# ASUS M2N-SLI Deluxe PCI Express slot problem



## zabiulla (Jan 23, 2008)

Can any one please help me I purchased the below system two months back system was working perfectly. Now there was no display and when i start the computer it give a strange beep sound i check every thing then i shifted the pci express card to another slot got the display back dont know what happened is this the problem of the slot or some thing else please help me out 

My System Spec:

ASUS M2N-SLI Deluxe MB
AMD Athlon 64 X2 3200+ CPU
1GB DDR2 667 memory
XFX Nvidia 8500GT PCI Express video card
80GB SATA HDD
400W Power Supply


----------



## 2pistolpacker (Dec 3, 2007)

Hi zabiulla and welcome to TSF,
If the PCI-E slot was previously working and now doesn't, but the video is working in another slot. It would not be the video card at fault, it would seem the slot is the problem. This motherboard is a real troublemaker, they either work great or they don't work very long. Do you still have a warranty with this computer? What I would do is put the video card back in the blue PCI-E slot, reseat it a couple of times and check to see if it still beeps. If you cannot get it to work in this slot, I would consider returning it for repair/replacement. Problems like this usually get worse with time, not better. Mike


----------



## dai (Jul 2, 2004)

is your psu putting out 26amps on the 12v+ line required by pcie


----------



## zabiulla (Jan 23, 2008)

Iam sorry i dont know much about psu but psu came with the cabinet it is manufacture by Zerbronics.

Model: ZEB 400W BUDGET(20+4 PIN)


----------



## 2pistolpacker (Dec 3, 2007)

Please check out this link and post the numbers printed on the side of the PS. If this is indeed the PS you have, it is not going to run that system with only 17a on the 12v rail. Mike

http://www.zebronics.net/400W_platinum_powersupply.asp

Here is one I use and would recommend.
http://www.newegg.com/Product/Product.aspx?Item=N82E16817103941


----------



## zabiulla (Jan 23, 2008)

I have the following DC Output

+5V = 40A
+12V = 17A
+3.3V = 28A
SB+5V = 2A
-5V = 0.3A
-12V = 0.8A

Is PCI-E slot problem is linked with power supply. By changing psu can the problem be solved or I have to take the MB for repair.Please help me out.


----------



## 2pistolpacker (Dec 3, 2007)

You should not have to have the motherboard repaired unless the weak powersupply damaged it. You do definitely need a better and more powerful PS than the one you have. The one I linked you to is the minimum rated PS I would put in for your system. These new higher quality and more efficient units will pay for themselves in lower power usage over the life of the computer. Mike


----------



## dai (Jul 2, 2004)

pcie requires a min of 26amps on the 12v+ line
you only have 17a
just change the psu


----------



## zabiulla (Jan 23, 2008)

Mike you mean to say that my motherboard is alright no damage is done to it


----------



## 2pistolpacker (Dec 3, 2007)

zabiulla, I cannot swear to the fact that the motherboard is not defective, but until you get a powersupply that will properly run all your hardware. There just is no way to tell, like dai said, the PCI-E needs a minimum of 26amps on the 12v rail. Your PS only provides 17amps. Mike


----------



## zabiulla (Jan 23, 2008)

I still have a question how is my computer is working with the low power supply without any problem till know.

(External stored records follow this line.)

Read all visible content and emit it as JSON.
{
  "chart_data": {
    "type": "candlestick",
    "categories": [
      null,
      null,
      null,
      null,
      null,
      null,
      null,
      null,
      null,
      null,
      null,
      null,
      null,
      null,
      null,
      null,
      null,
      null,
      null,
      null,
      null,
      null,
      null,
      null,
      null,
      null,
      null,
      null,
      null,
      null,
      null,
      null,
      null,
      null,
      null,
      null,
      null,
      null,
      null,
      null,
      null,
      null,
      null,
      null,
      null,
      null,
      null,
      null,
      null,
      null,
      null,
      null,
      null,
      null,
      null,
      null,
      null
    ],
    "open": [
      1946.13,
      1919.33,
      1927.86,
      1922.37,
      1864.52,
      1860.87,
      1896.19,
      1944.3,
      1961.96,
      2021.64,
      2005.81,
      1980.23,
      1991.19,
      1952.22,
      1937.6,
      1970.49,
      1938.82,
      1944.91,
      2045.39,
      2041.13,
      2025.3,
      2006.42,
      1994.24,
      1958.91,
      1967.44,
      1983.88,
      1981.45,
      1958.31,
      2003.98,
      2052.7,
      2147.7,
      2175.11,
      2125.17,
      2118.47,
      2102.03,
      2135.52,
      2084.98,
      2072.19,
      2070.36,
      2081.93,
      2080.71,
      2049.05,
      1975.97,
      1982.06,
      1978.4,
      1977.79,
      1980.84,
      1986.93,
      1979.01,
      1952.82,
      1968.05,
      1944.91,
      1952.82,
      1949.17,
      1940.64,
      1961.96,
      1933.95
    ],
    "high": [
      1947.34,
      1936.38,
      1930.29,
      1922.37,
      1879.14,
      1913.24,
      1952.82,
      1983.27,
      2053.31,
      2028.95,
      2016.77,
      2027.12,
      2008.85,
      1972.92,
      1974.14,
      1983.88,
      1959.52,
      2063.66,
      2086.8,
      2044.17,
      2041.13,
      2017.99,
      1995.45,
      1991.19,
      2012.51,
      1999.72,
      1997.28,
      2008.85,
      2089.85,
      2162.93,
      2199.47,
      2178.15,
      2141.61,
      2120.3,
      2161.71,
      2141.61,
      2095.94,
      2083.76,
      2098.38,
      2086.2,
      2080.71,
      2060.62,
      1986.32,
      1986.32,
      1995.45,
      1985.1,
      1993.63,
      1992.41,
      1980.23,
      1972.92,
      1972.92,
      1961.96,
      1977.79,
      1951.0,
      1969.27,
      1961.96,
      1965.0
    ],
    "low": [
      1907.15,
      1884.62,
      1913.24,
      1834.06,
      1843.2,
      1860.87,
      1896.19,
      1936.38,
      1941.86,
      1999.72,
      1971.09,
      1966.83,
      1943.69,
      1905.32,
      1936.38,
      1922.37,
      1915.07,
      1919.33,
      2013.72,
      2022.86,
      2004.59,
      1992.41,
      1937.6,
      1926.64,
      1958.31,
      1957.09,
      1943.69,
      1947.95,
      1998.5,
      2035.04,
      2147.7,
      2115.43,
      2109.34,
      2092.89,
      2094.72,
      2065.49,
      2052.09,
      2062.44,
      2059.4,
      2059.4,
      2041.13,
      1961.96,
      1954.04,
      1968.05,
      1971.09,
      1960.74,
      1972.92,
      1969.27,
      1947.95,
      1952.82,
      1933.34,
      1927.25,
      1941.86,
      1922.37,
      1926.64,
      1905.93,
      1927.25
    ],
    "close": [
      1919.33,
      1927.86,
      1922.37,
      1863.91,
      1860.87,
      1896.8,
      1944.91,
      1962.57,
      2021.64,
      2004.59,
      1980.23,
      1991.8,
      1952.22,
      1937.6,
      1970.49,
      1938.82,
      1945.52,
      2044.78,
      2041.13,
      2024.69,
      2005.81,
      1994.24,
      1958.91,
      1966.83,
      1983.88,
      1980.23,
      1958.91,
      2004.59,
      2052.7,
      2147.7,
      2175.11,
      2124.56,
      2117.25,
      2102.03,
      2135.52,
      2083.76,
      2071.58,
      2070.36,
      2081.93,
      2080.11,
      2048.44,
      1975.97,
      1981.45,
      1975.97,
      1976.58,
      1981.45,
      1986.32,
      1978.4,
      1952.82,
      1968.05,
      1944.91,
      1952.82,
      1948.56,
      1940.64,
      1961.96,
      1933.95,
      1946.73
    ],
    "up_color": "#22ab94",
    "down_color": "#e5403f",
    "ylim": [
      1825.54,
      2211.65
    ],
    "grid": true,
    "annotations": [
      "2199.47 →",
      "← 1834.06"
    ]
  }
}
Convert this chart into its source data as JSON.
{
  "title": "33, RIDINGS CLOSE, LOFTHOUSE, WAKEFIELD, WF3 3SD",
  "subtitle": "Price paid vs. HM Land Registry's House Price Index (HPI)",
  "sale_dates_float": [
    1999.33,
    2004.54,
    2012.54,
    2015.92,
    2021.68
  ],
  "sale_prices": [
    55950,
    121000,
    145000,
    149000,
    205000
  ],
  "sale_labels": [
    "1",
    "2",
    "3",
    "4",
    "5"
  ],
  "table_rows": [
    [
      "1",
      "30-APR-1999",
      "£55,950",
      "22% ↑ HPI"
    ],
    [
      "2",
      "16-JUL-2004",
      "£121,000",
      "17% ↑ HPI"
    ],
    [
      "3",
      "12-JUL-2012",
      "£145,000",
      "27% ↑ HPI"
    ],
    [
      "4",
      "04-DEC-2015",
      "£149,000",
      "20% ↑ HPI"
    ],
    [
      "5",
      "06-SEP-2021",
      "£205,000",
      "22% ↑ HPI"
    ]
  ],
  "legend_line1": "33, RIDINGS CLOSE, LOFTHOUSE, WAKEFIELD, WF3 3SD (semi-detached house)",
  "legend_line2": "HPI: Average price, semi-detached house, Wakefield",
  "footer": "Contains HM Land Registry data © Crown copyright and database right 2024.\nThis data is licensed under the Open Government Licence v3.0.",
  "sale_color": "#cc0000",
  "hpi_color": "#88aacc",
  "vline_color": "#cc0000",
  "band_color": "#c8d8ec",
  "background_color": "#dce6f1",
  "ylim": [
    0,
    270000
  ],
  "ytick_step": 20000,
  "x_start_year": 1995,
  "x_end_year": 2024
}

And please help me with power supply within the range of 100 USD i am a newbie please give me some good once name please


----------



## 2pistolpacker (Dec 3, 2007)

The fact that it starts and runs is not unusual, but the fact that you are already having a problem speaks for itself. Using more power than the powersupply provides, if it runs at all it will shorten the life of your parts, can cause BSOD problems, data corruption, and cause excess heat build up in the powersupply. If it goes out, there is the risk of damaging some if not all of your other expensive parts. You are risking your entire system with this cheap powersupply. Mike

I have this unit in all my newly built computers
http://www.newegg.com/Product/Product.aspx?Item=N82E16817103941


----------



## zabiulla (Jan 23, 2008)

Hi

My Motherboard has slot problem and it got repaired but i need your help regarding power supply i got one please help me out whether it is good for motherboard or not.

Power Supply

Name: CoolMaster extreme power plus 500w
Model : RS-500-PCAR-A3

OUTPUT: [email protected] [email protected] [email protected] [email protected] [email protected] [email protected]


----------



## 2pistolpacker (Dec 3, 2007)

That power supply is an upgrade from what you had, but is not one I would have picked. Here is one I use in some systems. Active PFC, up to 85% efficient, 3x 17amp 12v rails. Antec


----------



## dai (Jul 2, 2004)

underpowered power supplies work but detiorate under the load where they can just die under the load or they can go with a bang and take most of the other components along with it


----------



## ebackhus (Apr 21, 2005)

Those boards are also known for their high failure rate. I went through 2 in less than a week.


----------



## 2pistolpacker (Dec 3, 2007)

I didn't want to mention my experience with this board, but mine went out in less than 3 days. Mike


----------